D'autres, de part leurs relations ou leurs passés d'anciens membres de cabinets de gauche, sont directement liés à la personne de François Hollande : Gérard Mestrallet de GDF Suez, Louis Gallois d'EADS, Jean-Pierre Clamadieu de Solvay, Luc Vigneron de Thales, François Roussely du Credit Suisse ou Paul Hermelin de Capgemini.

Enfin, certains comme Bernard Spitz, le président de la Fédération Française des Sociétés d'Assurance Mutuelle, Matthieu Pigasse de la Banque Lazard ou Anne Lauvergeon, qui avait monté le groupe Areva, sont clairement étiquetés comme étant des proches de François Hollande. 

Paul Boury, un « lobbyiste » français, qui de part sa position connaît la plupart des dirigeants d'entreprise et a servi la campagne de François Hollande, expliquait tout simplement : 

A quelques exceptions près, les patrons ne sont pas aussi hostiles qu'ils veulent bien le dire à François Hollande. Ils le perçoivent comme un modéré, qui connaît les enjeux de l'entreprise, et a conscience de la nécessité de relancer la croissance.

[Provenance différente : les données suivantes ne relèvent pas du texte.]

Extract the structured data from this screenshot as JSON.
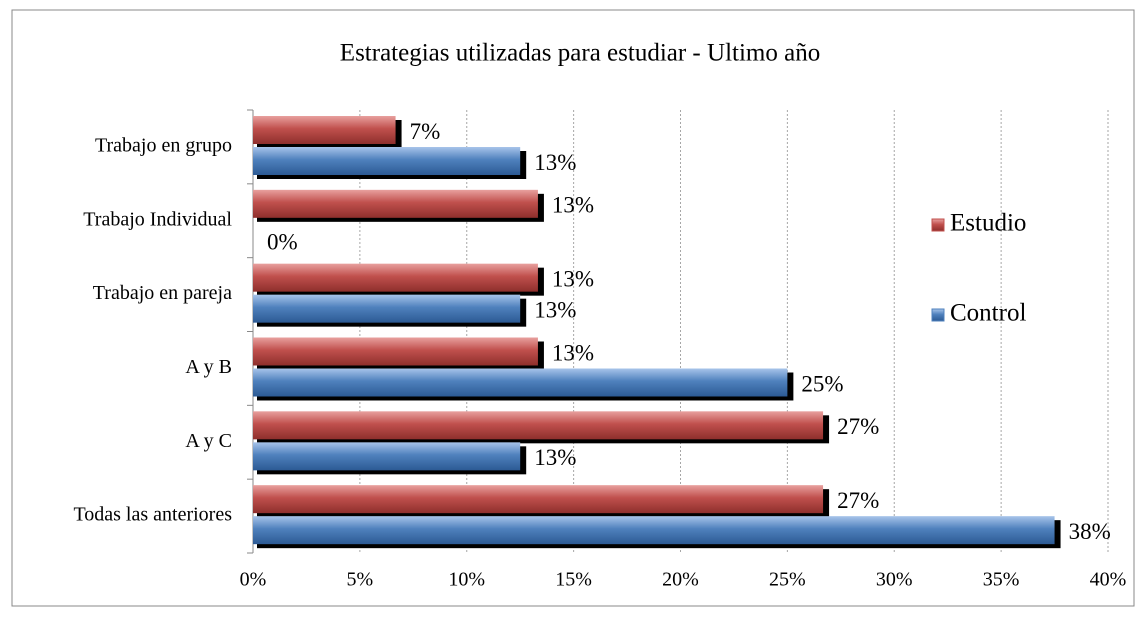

La bourgeoisie, ce n'est pas seulement des dirigeants d'entreprises, c'est une classe sociale diffuse qui dispose de tous les pouvoirs et de nombreux moyens pour préserver ses privilèges et garantir l'existence de la propriété privée. François Hollande est un représentant de cette classe, c'est un cadre de la bourgeoisie directement au service du capitalisme monopoliste d’État français.